Dinitz's name was transliterated as "E. A. Dinic" in the English translation of his paper, so Even and Itai's version of his algorithm became known as Dinic's algorithm in the West, and his name was "rendered incorrectly as [dinik] instead of [dinits]" in that context.

==Later work at the Technion and Ben-Gurion University==
In the 1990s, Even finally got a chance to learn the original version of Dinitz's algorithm from Dinitz himself. In 1992, Dinitz published a paper on the butterfly network with Even and two other Technion computer scientists, listing his affiliation as Ben-Gurion University. Dinitz would reportedly later recall that Even fought successfully for him to be hired as an associate professor at the Technion.

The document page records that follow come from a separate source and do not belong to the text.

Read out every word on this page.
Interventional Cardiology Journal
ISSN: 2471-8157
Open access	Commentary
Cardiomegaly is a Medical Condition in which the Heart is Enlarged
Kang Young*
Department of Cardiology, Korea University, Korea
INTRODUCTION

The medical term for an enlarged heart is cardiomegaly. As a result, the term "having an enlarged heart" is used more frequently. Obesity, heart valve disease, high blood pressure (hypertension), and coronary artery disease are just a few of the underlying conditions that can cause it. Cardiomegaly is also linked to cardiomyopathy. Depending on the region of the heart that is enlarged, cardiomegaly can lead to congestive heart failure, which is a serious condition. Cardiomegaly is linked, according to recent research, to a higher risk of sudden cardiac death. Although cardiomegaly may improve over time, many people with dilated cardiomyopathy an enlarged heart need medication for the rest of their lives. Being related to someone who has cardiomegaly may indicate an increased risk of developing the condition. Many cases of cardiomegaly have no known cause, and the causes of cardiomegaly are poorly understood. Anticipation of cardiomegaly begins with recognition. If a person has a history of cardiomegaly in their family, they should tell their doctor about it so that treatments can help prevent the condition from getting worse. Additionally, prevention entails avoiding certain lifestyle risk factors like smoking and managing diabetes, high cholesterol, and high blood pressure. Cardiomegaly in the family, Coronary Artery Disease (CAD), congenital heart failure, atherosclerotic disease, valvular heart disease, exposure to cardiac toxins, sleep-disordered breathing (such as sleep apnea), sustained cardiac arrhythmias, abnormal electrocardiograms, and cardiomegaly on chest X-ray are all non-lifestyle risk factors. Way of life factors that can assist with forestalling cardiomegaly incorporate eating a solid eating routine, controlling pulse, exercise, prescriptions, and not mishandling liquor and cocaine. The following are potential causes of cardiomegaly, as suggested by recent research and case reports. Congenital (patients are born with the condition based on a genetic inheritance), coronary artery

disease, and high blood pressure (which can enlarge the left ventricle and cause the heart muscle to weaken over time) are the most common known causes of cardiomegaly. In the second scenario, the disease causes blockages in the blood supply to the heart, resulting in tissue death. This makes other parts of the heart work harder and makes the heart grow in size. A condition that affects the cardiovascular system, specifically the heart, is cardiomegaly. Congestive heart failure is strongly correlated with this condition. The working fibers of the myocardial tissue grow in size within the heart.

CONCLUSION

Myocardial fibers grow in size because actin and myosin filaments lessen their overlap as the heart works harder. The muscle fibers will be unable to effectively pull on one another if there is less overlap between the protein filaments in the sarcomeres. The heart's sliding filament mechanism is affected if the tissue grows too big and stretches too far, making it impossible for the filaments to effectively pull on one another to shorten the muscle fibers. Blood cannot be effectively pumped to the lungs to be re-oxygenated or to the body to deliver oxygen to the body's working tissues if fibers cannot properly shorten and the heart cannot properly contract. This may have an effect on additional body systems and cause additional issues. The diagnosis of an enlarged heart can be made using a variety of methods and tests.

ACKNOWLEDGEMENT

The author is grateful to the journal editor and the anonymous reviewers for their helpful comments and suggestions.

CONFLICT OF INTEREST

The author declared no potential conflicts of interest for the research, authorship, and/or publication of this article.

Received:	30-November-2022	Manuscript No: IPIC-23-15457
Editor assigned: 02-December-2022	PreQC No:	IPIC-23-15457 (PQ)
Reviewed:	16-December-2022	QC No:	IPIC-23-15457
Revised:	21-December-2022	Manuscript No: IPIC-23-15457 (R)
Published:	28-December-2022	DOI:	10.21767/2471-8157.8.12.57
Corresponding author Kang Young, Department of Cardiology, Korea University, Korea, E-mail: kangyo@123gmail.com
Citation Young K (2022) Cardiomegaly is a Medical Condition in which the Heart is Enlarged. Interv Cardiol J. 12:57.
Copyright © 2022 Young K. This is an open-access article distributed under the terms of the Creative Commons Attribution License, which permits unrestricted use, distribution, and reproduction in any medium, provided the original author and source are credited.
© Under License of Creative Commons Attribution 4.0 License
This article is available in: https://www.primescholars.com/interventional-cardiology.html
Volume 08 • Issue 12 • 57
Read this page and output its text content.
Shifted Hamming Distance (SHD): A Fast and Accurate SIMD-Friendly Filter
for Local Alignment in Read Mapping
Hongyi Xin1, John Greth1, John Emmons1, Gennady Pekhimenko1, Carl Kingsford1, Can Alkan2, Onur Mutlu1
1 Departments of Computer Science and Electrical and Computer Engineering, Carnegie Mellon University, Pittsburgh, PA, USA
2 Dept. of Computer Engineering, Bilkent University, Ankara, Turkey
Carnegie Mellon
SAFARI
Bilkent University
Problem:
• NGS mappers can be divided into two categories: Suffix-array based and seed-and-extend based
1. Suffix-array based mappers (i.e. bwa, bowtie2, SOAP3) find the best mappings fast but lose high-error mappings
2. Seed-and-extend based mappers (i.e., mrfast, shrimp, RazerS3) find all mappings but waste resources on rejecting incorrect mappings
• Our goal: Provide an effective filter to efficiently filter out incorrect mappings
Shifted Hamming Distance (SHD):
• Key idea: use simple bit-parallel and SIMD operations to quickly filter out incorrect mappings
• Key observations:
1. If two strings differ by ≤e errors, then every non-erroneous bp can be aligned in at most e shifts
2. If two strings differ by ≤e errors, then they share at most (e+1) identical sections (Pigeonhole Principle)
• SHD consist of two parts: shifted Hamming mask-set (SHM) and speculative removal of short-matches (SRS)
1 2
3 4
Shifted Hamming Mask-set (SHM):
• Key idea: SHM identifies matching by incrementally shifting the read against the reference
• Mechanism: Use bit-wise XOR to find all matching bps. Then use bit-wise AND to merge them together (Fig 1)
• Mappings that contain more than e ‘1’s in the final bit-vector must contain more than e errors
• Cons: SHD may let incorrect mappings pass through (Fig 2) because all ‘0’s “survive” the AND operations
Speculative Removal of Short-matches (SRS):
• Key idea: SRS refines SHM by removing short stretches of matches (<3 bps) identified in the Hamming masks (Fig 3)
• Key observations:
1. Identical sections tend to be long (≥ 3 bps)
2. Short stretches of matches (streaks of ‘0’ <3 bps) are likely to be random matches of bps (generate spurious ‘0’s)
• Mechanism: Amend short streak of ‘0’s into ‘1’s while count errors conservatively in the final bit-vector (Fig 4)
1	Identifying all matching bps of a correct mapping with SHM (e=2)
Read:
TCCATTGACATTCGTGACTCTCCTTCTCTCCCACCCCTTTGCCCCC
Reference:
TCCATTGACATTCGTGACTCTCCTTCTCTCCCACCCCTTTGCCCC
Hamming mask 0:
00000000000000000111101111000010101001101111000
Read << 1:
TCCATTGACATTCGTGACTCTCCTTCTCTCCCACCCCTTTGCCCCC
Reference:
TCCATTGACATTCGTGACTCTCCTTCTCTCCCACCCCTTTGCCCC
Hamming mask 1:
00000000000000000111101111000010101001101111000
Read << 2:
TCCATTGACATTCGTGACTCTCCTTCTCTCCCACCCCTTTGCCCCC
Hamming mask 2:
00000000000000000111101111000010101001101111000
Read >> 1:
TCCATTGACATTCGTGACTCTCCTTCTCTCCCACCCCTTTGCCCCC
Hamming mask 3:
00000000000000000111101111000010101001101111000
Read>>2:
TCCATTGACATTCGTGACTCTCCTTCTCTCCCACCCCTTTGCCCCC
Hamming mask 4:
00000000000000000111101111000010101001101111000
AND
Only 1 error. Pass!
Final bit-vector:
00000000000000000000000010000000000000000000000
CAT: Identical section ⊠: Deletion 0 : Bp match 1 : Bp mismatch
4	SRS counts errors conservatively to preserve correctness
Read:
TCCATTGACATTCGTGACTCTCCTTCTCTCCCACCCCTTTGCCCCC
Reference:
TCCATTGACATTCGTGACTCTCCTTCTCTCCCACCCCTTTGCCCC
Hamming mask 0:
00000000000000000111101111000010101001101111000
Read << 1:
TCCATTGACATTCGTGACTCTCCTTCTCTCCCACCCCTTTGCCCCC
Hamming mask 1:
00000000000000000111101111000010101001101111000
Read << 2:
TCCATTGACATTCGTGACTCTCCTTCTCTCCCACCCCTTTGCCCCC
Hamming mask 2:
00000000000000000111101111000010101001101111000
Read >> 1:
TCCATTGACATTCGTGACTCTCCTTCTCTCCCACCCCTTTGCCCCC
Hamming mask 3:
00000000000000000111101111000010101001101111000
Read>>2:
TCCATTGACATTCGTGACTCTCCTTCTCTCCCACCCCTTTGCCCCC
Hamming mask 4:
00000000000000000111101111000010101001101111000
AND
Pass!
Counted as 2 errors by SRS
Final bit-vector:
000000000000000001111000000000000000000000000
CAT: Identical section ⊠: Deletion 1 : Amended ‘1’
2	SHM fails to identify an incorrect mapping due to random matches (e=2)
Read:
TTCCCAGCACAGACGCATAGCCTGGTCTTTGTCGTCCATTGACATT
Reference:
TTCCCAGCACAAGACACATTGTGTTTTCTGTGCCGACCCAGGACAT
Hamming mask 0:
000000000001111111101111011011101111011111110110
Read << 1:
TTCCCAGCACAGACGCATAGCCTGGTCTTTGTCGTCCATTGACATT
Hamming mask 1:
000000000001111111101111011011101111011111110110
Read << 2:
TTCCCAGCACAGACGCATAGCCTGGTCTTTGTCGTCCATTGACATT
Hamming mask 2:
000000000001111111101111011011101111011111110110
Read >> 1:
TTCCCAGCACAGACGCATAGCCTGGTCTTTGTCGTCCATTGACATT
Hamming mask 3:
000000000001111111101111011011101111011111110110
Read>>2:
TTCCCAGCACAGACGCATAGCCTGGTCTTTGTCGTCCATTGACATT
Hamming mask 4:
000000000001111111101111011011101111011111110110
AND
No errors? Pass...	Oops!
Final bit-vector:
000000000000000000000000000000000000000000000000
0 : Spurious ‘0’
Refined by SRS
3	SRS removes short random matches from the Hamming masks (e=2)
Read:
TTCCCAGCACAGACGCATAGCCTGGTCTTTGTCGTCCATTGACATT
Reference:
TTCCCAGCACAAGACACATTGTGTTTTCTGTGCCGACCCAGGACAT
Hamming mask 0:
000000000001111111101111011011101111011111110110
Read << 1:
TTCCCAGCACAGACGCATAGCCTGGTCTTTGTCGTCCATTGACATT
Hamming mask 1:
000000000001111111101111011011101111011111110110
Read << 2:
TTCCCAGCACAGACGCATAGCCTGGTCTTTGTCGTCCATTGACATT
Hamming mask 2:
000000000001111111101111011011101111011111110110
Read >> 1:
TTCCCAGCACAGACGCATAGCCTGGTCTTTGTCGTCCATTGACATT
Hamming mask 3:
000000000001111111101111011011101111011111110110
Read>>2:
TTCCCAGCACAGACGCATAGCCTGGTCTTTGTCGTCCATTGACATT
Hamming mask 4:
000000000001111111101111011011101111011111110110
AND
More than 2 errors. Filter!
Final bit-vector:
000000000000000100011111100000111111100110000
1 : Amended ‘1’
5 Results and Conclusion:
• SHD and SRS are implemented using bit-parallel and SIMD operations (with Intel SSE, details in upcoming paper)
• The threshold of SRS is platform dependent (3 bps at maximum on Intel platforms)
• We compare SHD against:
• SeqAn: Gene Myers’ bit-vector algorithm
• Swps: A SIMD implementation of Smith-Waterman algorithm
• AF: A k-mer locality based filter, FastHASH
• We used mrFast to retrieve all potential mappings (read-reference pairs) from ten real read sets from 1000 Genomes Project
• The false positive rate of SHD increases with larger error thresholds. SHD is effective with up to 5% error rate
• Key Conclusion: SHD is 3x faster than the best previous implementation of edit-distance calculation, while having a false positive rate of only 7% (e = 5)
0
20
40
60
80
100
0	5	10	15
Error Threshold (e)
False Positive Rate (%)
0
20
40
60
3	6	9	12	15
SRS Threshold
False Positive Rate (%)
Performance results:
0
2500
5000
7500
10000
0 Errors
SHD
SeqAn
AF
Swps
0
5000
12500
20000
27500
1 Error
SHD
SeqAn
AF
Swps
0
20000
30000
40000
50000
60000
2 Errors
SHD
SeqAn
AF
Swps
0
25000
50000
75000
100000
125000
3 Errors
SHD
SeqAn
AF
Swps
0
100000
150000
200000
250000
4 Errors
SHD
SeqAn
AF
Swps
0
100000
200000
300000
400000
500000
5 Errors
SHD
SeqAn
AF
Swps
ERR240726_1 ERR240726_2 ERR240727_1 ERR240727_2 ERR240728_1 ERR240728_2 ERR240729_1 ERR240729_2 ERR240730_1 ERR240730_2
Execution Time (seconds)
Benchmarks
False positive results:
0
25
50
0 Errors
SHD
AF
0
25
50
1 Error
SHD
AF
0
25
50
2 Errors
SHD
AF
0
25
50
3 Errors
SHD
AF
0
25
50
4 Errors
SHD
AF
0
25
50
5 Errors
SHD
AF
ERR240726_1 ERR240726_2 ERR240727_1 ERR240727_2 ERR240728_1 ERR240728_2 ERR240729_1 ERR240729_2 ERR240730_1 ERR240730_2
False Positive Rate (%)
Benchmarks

He listed his affiliation as the Technion on a paper published in 1994, and he advised a Technion Ph.D. student in 1997. Dinitz joined the computer science department at Ben-Gurion University in 1998, and the department held a retirement celebration for him in 2019.

Due to his publications with Shlomo Moran and Shmuel Zaks in the late 1990s and the 2000s, Dinitz has an Erdős number of two.